Re: [PATCH v2 6/6] crypto: lib/sha - Combine round constants and message schedule

From: Arvind Sankar
Date: Wed Oct 21 2020 - 11:16:09 EST


On Tue, Oct 20, 2020 at 09:36:00PM +0000, David Laight wrote:
> From: Arvind Sankar
> > Sent: 20 October 2020 21:40
> >
> > Putting the round constants and the message schedule arrays together in
> > one structure saves one register, which can be a significant benefit on
> > register-constrained architectures.
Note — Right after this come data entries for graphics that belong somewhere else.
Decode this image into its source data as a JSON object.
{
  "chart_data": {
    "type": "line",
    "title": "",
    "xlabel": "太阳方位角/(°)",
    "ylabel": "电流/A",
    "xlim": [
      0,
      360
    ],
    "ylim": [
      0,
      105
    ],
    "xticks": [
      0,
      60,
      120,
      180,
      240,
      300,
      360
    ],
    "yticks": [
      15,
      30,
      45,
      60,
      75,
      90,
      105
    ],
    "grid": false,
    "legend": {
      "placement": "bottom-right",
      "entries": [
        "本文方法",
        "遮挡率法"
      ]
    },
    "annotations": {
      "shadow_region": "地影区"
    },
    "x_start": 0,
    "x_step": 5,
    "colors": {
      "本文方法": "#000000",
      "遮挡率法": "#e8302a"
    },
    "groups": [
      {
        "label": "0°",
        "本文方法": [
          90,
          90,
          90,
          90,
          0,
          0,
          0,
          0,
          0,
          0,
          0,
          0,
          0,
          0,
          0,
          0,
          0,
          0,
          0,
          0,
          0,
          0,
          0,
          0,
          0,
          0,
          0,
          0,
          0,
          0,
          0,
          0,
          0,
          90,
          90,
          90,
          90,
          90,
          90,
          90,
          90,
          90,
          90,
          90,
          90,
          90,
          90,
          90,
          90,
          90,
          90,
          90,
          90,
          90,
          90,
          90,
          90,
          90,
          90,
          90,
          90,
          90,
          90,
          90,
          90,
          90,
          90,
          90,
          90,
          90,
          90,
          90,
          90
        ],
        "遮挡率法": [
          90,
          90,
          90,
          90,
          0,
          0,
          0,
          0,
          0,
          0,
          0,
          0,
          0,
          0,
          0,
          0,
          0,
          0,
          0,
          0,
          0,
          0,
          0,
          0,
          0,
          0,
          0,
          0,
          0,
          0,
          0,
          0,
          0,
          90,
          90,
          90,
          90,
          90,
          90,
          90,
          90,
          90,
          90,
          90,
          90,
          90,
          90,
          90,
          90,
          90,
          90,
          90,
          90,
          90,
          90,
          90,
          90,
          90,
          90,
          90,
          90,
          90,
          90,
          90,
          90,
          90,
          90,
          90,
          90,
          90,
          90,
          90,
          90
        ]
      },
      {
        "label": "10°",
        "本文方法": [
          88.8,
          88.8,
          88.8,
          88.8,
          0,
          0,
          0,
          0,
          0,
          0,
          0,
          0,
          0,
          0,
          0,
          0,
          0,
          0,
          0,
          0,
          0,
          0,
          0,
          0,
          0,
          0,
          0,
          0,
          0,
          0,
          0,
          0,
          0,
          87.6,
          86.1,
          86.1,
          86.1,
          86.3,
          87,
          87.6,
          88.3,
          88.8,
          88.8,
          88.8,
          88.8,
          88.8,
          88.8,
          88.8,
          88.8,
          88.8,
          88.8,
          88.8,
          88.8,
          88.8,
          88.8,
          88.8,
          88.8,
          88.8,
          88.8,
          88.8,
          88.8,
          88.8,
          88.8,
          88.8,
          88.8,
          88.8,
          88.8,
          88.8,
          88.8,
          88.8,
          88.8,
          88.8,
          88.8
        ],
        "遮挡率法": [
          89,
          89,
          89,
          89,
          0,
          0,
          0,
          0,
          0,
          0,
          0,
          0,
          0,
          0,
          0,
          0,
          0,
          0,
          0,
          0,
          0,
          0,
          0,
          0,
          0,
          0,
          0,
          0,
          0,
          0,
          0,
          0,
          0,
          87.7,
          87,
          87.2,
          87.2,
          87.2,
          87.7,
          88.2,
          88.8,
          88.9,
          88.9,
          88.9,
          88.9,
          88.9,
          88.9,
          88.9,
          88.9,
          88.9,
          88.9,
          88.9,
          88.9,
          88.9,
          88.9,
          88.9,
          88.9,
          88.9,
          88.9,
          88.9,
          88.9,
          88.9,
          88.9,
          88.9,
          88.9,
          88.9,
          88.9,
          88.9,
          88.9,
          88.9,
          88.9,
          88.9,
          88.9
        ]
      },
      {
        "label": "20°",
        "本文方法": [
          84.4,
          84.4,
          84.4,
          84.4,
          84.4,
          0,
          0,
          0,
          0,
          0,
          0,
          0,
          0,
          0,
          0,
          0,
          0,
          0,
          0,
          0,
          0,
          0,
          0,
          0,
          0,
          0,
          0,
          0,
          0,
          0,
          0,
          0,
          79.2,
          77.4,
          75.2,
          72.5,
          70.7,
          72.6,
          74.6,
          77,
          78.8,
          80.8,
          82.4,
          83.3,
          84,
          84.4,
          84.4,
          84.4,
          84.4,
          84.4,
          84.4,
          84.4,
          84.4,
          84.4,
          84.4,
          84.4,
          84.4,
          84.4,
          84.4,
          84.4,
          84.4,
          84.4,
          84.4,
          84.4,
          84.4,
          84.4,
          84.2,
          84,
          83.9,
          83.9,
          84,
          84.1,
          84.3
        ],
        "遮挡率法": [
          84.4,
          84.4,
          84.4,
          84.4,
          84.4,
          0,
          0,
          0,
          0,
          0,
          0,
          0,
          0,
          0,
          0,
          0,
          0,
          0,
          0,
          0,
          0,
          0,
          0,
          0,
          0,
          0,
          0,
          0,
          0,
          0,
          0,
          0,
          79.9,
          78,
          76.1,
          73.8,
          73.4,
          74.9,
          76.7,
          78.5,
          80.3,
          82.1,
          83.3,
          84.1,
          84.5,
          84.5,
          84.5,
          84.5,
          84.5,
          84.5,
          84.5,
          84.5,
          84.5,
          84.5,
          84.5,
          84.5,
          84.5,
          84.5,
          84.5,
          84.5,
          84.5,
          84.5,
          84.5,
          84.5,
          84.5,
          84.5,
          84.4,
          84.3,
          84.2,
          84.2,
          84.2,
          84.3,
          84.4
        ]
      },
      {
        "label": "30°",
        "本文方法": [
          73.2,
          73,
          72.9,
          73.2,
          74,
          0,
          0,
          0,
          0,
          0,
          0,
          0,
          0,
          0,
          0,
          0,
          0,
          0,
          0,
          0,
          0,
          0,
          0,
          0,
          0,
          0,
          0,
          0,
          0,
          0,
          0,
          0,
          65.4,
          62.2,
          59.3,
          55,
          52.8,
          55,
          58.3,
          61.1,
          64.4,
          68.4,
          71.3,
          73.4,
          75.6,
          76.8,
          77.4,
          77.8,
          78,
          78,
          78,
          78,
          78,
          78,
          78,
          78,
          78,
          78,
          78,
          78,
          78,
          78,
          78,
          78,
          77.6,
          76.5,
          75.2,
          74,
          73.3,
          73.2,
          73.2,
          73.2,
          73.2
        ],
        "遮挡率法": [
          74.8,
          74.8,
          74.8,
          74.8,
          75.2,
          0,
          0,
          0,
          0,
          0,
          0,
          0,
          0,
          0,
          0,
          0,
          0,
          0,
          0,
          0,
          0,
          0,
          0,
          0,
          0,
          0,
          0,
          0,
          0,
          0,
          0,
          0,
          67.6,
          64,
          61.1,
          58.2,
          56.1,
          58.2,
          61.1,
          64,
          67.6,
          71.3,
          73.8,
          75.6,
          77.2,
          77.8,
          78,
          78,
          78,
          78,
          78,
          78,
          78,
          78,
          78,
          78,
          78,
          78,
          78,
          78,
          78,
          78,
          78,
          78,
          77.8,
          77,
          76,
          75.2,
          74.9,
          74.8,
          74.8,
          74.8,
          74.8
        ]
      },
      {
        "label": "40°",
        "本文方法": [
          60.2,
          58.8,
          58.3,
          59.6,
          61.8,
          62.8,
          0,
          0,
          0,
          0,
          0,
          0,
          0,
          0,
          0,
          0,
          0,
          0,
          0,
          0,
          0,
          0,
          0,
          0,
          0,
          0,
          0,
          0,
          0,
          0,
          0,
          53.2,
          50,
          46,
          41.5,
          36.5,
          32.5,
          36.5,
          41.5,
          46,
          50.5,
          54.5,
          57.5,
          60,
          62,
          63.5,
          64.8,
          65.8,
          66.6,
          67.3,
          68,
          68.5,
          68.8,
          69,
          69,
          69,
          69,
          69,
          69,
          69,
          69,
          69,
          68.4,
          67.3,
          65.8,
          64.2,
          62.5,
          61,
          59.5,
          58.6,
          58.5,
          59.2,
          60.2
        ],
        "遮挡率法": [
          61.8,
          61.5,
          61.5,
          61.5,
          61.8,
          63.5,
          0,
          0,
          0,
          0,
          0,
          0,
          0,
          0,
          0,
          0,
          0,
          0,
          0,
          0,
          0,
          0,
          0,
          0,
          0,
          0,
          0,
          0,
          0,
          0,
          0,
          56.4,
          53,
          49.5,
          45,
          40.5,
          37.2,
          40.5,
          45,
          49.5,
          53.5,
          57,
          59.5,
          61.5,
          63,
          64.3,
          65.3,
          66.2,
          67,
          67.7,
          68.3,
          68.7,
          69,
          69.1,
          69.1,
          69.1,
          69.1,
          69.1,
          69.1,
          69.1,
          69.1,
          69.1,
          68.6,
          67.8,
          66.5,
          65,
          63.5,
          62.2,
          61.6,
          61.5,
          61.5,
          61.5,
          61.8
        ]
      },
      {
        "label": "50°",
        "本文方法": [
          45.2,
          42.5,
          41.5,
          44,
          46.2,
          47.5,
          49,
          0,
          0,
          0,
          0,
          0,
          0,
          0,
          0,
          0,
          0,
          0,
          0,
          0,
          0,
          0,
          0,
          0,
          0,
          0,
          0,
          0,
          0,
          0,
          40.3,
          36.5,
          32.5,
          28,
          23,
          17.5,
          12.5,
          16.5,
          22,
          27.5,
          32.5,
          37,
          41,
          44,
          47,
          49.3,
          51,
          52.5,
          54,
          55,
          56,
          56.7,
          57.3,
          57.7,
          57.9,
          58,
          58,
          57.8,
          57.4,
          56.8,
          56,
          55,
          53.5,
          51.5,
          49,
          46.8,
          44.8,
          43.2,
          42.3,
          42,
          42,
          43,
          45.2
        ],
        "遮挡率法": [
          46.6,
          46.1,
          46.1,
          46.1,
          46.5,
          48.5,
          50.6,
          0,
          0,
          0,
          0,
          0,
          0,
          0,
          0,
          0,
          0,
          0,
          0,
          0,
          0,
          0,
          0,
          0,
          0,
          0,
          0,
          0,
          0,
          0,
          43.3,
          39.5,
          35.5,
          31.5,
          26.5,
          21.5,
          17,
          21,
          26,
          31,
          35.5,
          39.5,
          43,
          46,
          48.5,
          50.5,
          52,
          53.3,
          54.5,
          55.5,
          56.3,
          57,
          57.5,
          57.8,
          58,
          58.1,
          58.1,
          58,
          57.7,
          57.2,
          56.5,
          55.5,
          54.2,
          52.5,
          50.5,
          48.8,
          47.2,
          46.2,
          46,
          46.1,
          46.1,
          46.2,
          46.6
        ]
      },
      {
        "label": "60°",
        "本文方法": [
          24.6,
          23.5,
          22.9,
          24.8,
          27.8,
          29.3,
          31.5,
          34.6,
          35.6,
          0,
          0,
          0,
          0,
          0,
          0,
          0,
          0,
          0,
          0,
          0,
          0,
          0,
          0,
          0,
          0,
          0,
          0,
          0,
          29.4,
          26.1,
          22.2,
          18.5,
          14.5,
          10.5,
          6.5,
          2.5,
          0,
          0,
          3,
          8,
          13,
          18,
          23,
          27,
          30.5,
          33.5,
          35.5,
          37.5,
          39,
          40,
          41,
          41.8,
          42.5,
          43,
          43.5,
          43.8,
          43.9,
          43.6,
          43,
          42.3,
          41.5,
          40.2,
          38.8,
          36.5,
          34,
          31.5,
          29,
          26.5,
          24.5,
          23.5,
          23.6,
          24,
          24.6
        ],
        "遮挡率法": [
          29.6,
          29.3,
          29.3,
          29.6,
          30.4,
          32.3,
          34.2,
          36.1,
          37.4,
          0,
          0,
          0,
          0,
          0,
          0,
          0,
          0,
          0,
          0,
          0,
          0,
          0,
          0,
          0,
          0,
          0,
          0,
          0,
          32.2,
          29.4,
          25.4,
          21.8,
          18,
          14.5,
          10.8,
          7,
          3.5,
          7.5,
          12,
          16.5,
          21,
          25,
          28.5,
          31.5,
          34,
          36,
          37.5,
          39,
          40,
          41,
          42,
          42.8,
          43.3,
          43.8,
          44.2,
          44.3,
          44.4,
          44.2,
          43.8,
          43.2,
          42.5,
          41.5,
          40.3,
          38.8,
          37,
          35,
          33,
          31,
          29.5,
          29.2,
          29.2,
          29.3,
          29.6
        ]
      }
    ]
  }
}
On x86-32 (tested on Broadwell
> > Xeon), this gives a 10% performance benefit.
>
> I'm actually stunned it makes that much difference.
> The object code must be truly horrid (before and after).
>
> There are probably other strange tweaks that give a similar
> improvement.
>
> David
>

Hm yes, I took a closer look at the generated code, and gcc seems to be
doing something completely braindead. Before this change, it actually
copies 8 words at a time from SHA256_K onto the stack, and uses those
stack temporaries for the calculation. So this patch is giving a benefit
just because it only does the copy once instead of every time around the
loop.

It doesn't even really need a register to hold SHA256_K since this isn't
PIC code, it could just access it directly as SHA256_K(%ecx) if it just
multiplied the loop counter i by 4.